In March 2015, Clarkson was suspended by the BBC from Top Gear following a "fracas" with one of the show's producers, Oisin Tymon. It emerged that Clarkson had been involved in a dispute over catering while filming on location in Hawes, North Yorkshire, having been refused a steak (the chef had gone home) and offered soup and cold meat instead.

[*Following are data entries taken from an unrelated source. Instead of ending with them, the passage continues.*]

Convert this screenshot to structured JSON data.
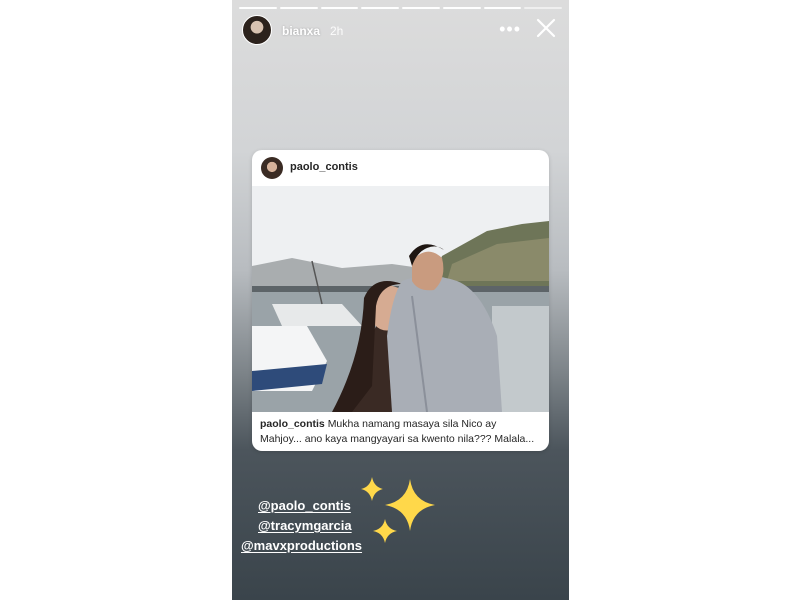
{
  "story": {
    "username": "bianxa",
    "time_ago": "2h",
    "more_icon": "more-horizontal-icon",
    "close_icon": "close-icon"
  },
  "shared_post": {
    "username": "paolo_contis",
    "caption_username": "paolo_contis",
    "caption_text": "Mukha namang masaya sila Nico ay Mahjoy... ano kaya mangyayari sa kwento nila??? Malala..."
  },
  "mentions": [
    "@paolo_contis",
    "@tracymgarcia",
    "@mavxproductions"
  ],
  "colors": {
    "sparkle": "#ffd84a",
    "text_on_story": "#ffffff"
  }
}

The BBC announced that the next episode of the show would not be broadcast on 15 March. It was later announced through the BBC's website that the network would be likely to drop the remaining two episodes of the series as well in the wake of the incident, which involved Clarkson punching producer Oisin Tymon, who was later treated in hospital. Tymon also said that Clarkson had called him a "lazy Irish cunt". Clarkson's contract with the BBC expired at the end of March, and a previously proposed three-year renewal was withdrawn.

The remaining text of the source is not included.